You can also impose start and stop times on a track. This feature is useful when you can't stand the first minute of a song or podcast and want to skip that minute automatically whenever you play the track. To do that, enable the Start Time option and then enter 1:00 in the text box.
You'll also see the Remember Playback Position, Skip When Shuffling, and Part of a Gapless Album options. The first two options are particularly useful for audiobook chapters that you may have ripped. You want to be able to pick up listening where you left off in a 30-minute chapter, and you don't want your iPod randomly playing the third chapter of Harry Potter and the Usurious Audiobook Purchase when you're working out.
The last option, Part of a Gapless Album, overrides any crossfade setting that you've applied to a song, preventing songs that should naturally flow together (think Dark Side of the Moon or concert recordings) from being crossfaded.

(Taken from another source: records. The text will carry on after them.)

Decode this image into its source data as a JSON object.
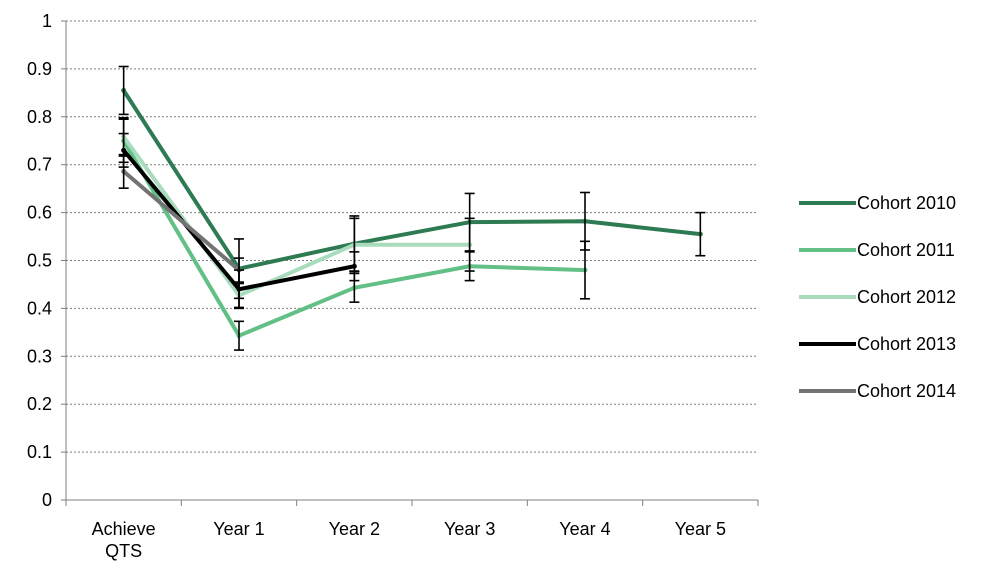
{
  "chart_data": {
    "type": "line",
    "title": "",
    "xlabel": "",
    "ylabel": "",
    "categories": [
      "Achieve QTS",
      "Year 1",
      "Year 2",
      "Year 3",
      "Year 4",
      "Year 5"
    ],
    "ylim": [
      0,
      1
    ],
    "yticks": [
      "0",
      "0.1",
      "0.2",
      "0.3",
      "0.4",
      "0.5",
      "0.6",
      "0.7",
      "0.8",
      "0.9",
      "1"
    ],
    "grid": "horizontal dotted",
    "legend_position": "right",
    "series": [
      {
        "name": "Cohort 2010",
        "color": "#2e7a53",
        "values": [
          0.855,
          0.483,
          0.535,
          0.58,
          0.582,
          0.555
        ],
        "error": [
          0.05,
          0.062,
          0.058,
          0.06,
          0.06,
          0.045
        ]
      },
      {
        "name": "Cohort 2011",
        "color": "#62bf85",
        "values": [
          0.75,
          0.343,
          0.443,
          0.488,
          0.48,
          null
        ],
        "error": [
          0.045,
          0.03,
          0.03,
          0.03,
          0.06,
          null
        ]
      },
      {
        "name": "Cohort 2012",
        "color": "#a8dcbd",
        "values": [
          0.758,
          0.427,
          0.533,
          0.533,
          null,
          null
        ],
        "error": [
          0.04,
          0.025,
          0.055,
          0.055,
          null,
          null
        ]
      },
      {
        "name": "Cohort 2013",
        "color": "#000000",
        "values": [
          0.73,
          0.44,
          0.488,
          null,
          null,
          null
        ],
        "error": [
          0.035,
          0.04,
          0.03,
          null,
          null,
          null
        ]
      },
      {
        "name": "Cohort 2014",
        "color": "#737373",
        "values": [
          0.686,
          0.48,
          null,
          null,
          null,
          null
        ],
        "error": [
          0.035,
          0.025,
          null,
          null,
          null,
          null
        ]
      }
    ]
  }
}
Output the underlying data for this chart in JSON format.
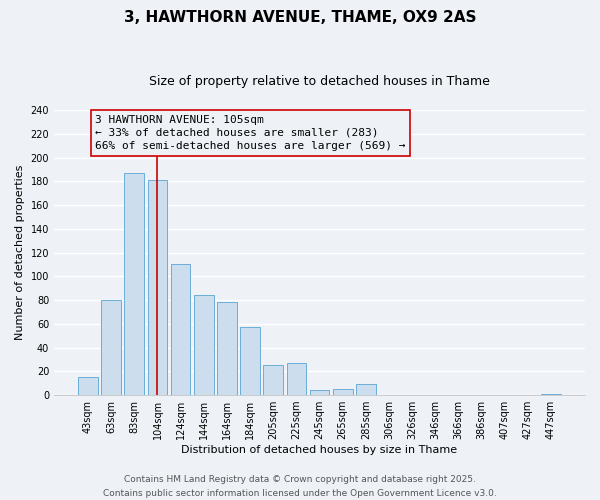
{
  "title": "3, HAWTHORN AVENUE, THAME, OX9 2AS",
  "subtitle": "Size of property relative to detached houses in Thame",
  "xlabel": "Distribution of detached houses by size in Thame",
  "ylabel": "Number of detached properties",
  "bar_labels": [
    "43sqm",
    "63sqm",
    "83sqm",
    "104sqm",
    "124sqm",
    "144sqm",
    "164sqm",
    "184sqm",
    "205sqm",
    "225sqm",
    "245sqm",
    "265sqm",
    "285sqm",
    "306sqm",
    "326sqm",
    "346sqm",
    "366sqm",
    "386sqm",
    "407sqm",
    "427sqm",
    "447sqm"
  ],
  "bar_values": [
    15,
    80,
    187,
    181,
    110,
    84,
    78,
    57,
    25,
    27,
    4,
    5,
    9,
    0,
    0,
    0,
    0,
    0,
    0,
    0,
    1
  ],
  "bar_color": "#ccdded",
  "bar_edge_color": "#6aaed6",
  "vline_x_index": 3,
  "vline_color": "#cc0000",
  "annotation_line1": "3 HAWTHORN AVENUE: 105sqm",
  "annotation_line2": "← 33% of detached houses are smaller (283)",
  "annotation_line3": "66% of semi-detached houses are larger (569) →",
  "box_edge_color": "#cc0000",
  "ylim": [
    0,
    240
  ],
  "yticks": [
    0,
    20,
    40,
    60,
    80,
    100,
    120,
    140,
    160,
    180,
    200,
    220,
    240
  ],
  "background_color": "#eef2f7",
  "grid_color": "#ffffff",
  "footer_line1": "Contains HM Land Registry data © Crown copyright and database right 2025.",
  "footer_line2": "Contains public sector information licensed under the Open Government Licence v3.0.",
  "title_fontsize": 11,
  "subtitle_fontsize": 9,
  "axis_label_fontsize": 8,
  "tick_fontsize": 7,
  "annotation_fontsize": 8,
  "footer_fontsize": 6.5
}
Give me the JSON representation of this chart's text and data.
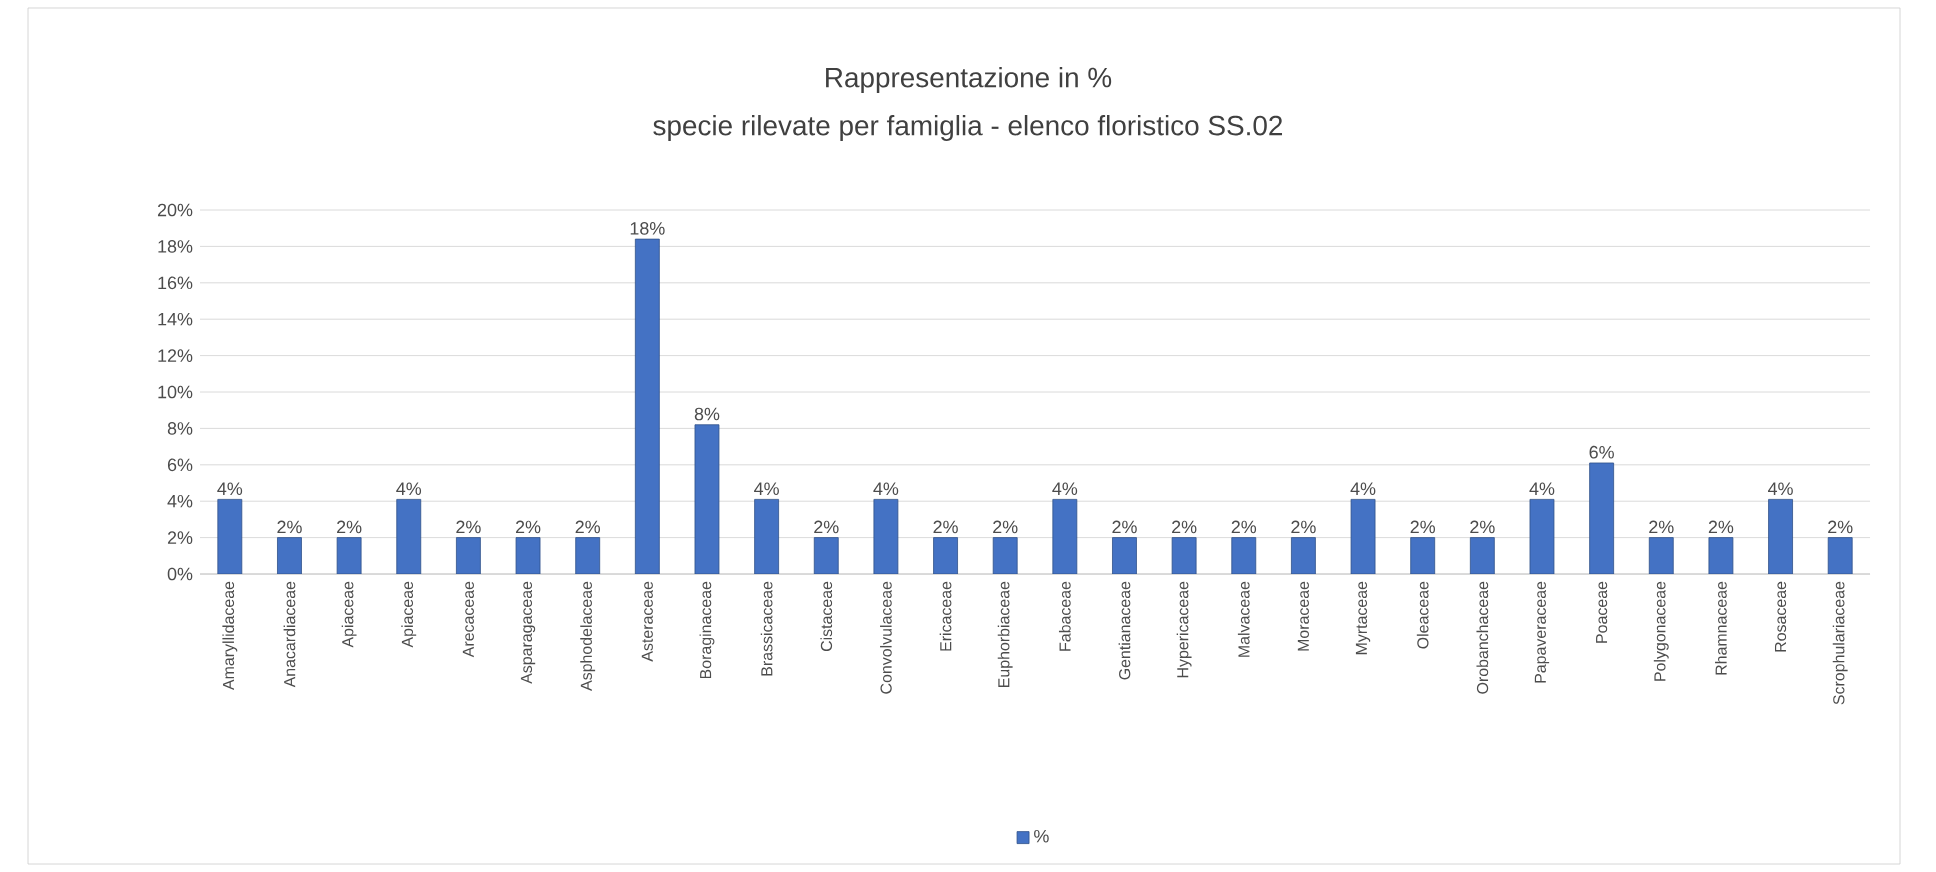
{
  "chart_data": {
    "type": "bar",
    "title": "Rappresentazione in %",
    "subtitle": "specie rilevate per famiglia - elenco floristico SS.02",
    "categories": [
      "Amaryllidaceae",
      "Anacardiaceae",
      "Apiaceae",
      "Apiaceae",
      "Arecaceae",
      "Asparagaceae",
      "Asphodelaceae",
      "Asteraceae",
      "Boraginaceae",
      "Brassicaceae",
      "Cistaceae",
      "Convolvulaceae",
      "Ericaceae",
      "Euphorbiaceae",
      "Fabaceae",
      "Gentianaceae",
      "Hypericaceae",
      "Malvaceae",
      "Moraceae",
      "Myrtaceae",
      "Oleaceae",
      "Orobanchaceae",
      "Papaveraceae",
      "Poaceae",
      "Polygonaceae",
      "Rhamnaceae",
      "Rosaceae",
      "Scrophulariaceae"
    ],
    "series": [
      {
        "name": "%",
        "color": "#4472c4",
        "values": [
          4.1,
          2.0,
          2.0,
          4.1,
          2.0,
          2.0,
          2.0,
          18.4,
          8.2,
          4.1,
          2.0,
          4.1,
          2.0,
          2.0,
          4.1,
          2.0,
          2.0,
          2.0,
          2.0,
          4.1,
          2.0,
          2.0,
          4.1,
          6.1,
          2.0,
          2.0,
          4.1,
          2.0
        ],
        "value_labels": [
          "4%",
          "2%",
          "2%",
          "4%",
          "2%",
          "2%",
          "2%",
          "18%",
          "8%",
          "4%",
          "2%",
          "4%",
          "2%",
          "2%",
          "4%",
          "2%",
          "2%",
          "2%",
          "2%",
          "4%",
          "2%",
          "2%",
          "4%",
          "6%",
          "2%",
          "2%",
          "4%",
          "2%"
        ]
      }
    ],
    "ylim": [
      0,
      20
    ],
    "yticks": [
      {
        "value": 0,
        "label": "0%"
      },
      {
        "value": 2,
        "label": "2%"
      },
      {
        "value": 4,
        "label": "4%"
      },
      {
        "value": 6,
        "label": "6%"
      },
      {
        "value": 8,
        "label": "8%"
      },
      {
        "value": 10,
        "label": "10%"
      },
      {
        "value": 12,
        "label": "12%"
      },
      {
        "value": 14,
        "label": "14%"
      },
      {
        "value": 16,
        "label": "16%"
      },
      {
        "value": 18,
        "label": "18%"
      },
      {
        "value": 20,
        "label": "20%"
      }
    ],
    "grid": "y",
    "legend": "bottom"
  }
}
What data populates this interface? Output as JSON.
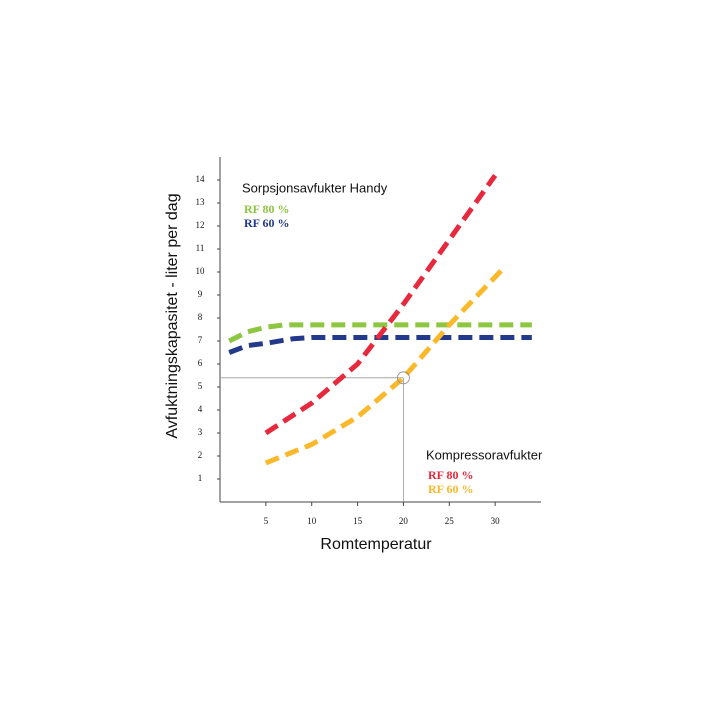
{
  "chart_data": {
    "type": "line",
    "x_label": "Romtemperatur",
    "y_label": "Avfuktningskapasitet  - liter per dag",
    "xlim": [
      0,
      35
    ],
    "ylim": [
      0,
      15
    ],
    "xticks": [
      5,
      10,
      15,
      20,
      25,
      30
    ],
    "yticks": [
      1,
      2,
      3,
      4,
      5,
      6,
      7,
      8,
      9,
      10,
      11,
      12,
      13,
      14
    ],
    "groups": [
      {
        "title": "Sorpsjonsavfukter Handy",
        "series": [
          {
            "name": "RF 80 %",
            "color": "#8dc63f",
            "x": [
              1,
              3,
              5,
              7,
              10,
              15,
              20,
              25,
              30,
              34
            ],
            "values": [
              7.0,
              7.4,
              7.6,
              7.7,
              7.7,
              7.7,
              7.7,
              7.7,
              7.7,
              7.7
            ]
          },
          {
            "name": "RF 60 %",
            "color": "#233a8b",
            "x": [
              1,
              3,
              5,
              8,
              10,
              15,
              20,
              25,
              30,
              34
            ],
            "values": [
              6.5,
              6.8,
              6.9,
              7.1,
              7.15,
              7.15,
              7.15,
              7.15,
              7.15,
              7.15
            ]
          }
        ]
      },
      {
        "title": "Kompressoravfukter",
        "series": [
          {
            "name": "RF 80 %",
            "color": "#e8283c",
            "x": [
              5,
              10,
              15,
              20,
              25,
              30
            ],
            "values": [
              3.0,
              4.3,
              6.0,
              8.6,
              11.4,
              14.2
            ]
          },
          {
            "name": "RF 60 %",
            "color": "#fbb829",
            "x": [
              5,
              10,
              15,
              20,
              25,
              31
            ],
            "values": [
              1.7,
              2.5,
              3.7,
              5.4,
              7.7,
              10.2
            ]
          }
        ]
      }
    ],
    "reference": {
      "x": 20,
      "y": 5.4
    }
  }
}
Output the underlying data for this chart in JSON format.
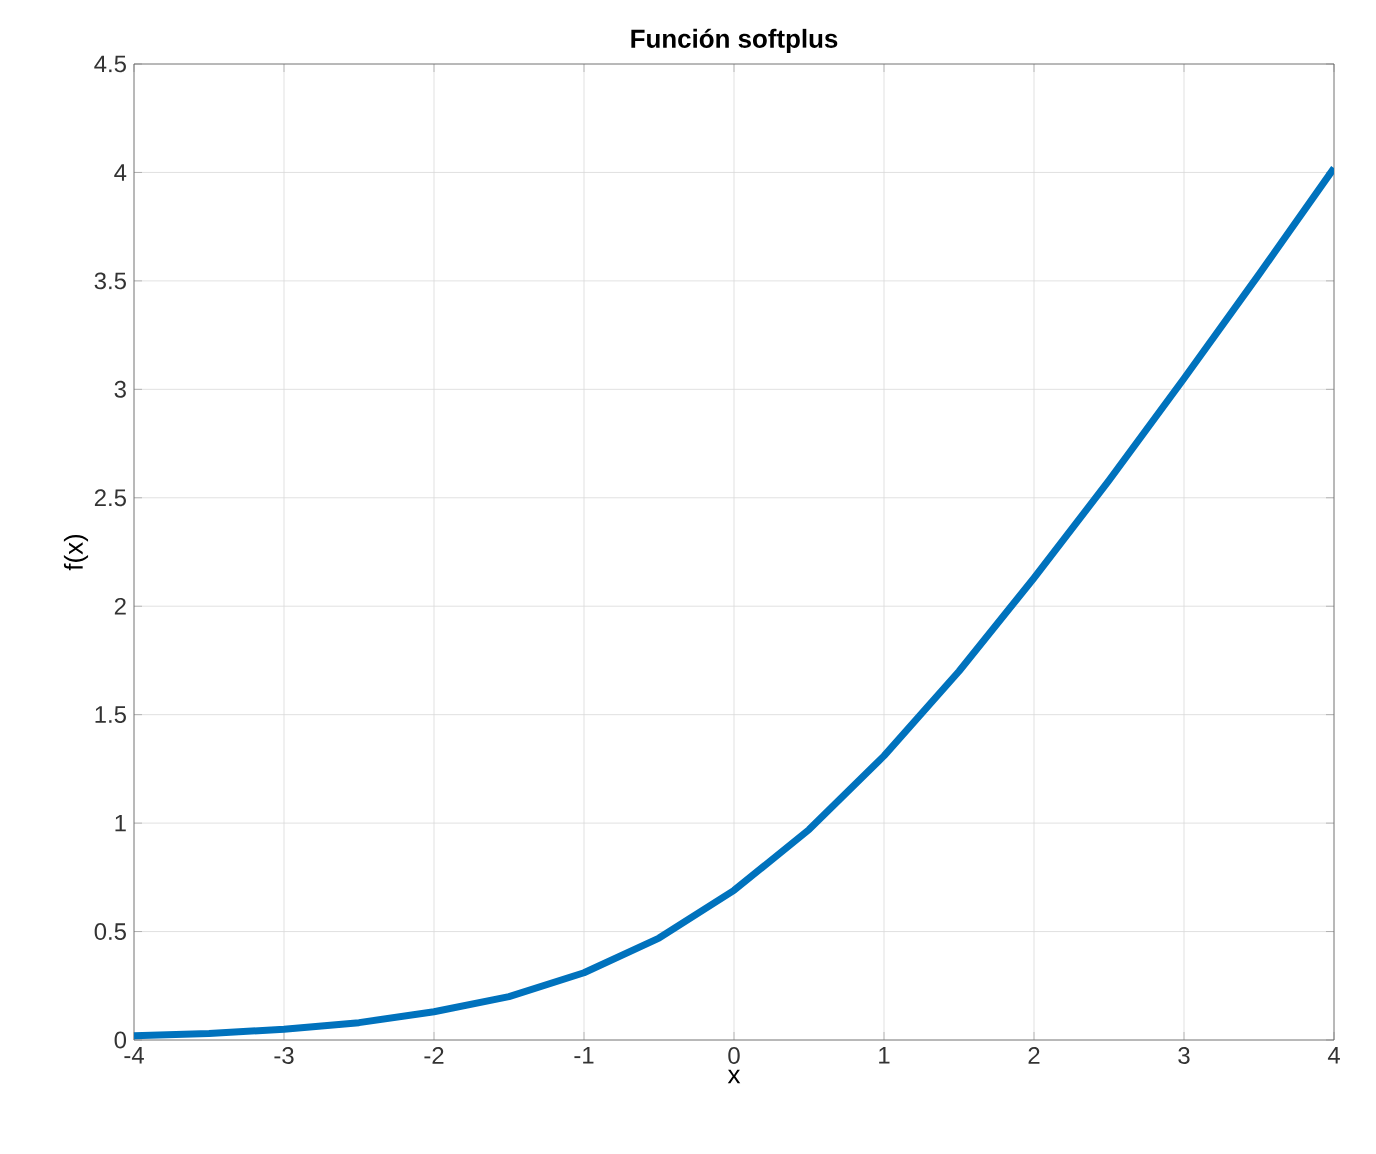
{
  "chart_data": {
    "type": "line",
    "title": "Función softplus",
    "xlabel": "x",
    "ylabel": "f(x)",
    "x": [
      -4,
      -3.5,
      -3,
      -2.5,
      -2,
      -1.5,
      -1,
      -0.5,
      0,
      0.5,
      1,
      1.5,
      2,
      2.5,
      3,
      3.5,
      4
    ],
    "values": [
      0.02,
      0.03,
      0.05,
      0.08,
      0.13,
      0.2,
      0.31,
      0.47,
      0.69,
      0.97,
      1.31,
      1.7,
      2.13,
      2.58,
      3.05,
      3.53,
      4.02
    ],
    "color": "#0072bd",
    "xlim": [
      -4,
      4
    ],
    "ylim": [
      0,
      4.5
    ],
    "xticks": [
      -4,
      -3,
      -2,
      -1,
      0,
      1,
      2,
      3,
      4
    ],
    "yticks": [
      0,
      0.5,
      1,
      1.5,
      2,
      2.5,
      3,
      3.5,
      4,
      4.5
    ],
    "grid": true
  }
}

Finally, cock a keen eye at the Rating field in the middle of the tab. Here, you can rate your tracks with one to five stars. (You can also rate tracks by clicking the Rating column next to a track's name, as well as by selecting a track and choosing a rating from the Rating submenu of the File menu.) Rating your media now is helpful for creating Smart Playlists later, basing those playlists on songs and videos you enjoy.
Lyrics
You recall that your iPod can display lyrics, right? This tab is where you enter them. Regrettably, lyrics don't come with tracks that you purchase from the iTunes Store (no, not even with the premium-priced iTunes LPs that I discuss in Chapter 5). You're welcome to enter the lyrics by hand or search for them online. Music publishers have cracked down on Web sites that offer free lyrics, however, so these words are more difficult to find than they once were.
Artwork
iTunes is more than happy to seek out album artwork for you, but it locates artwork only for albums that are available from the iTunes Store. If you import an album that can't be had from the Store, a generic icon appears in Grid and Cover Flow views. You can add your own artwork simply by dragging a graphic file into the artwork field in the Artwork tab.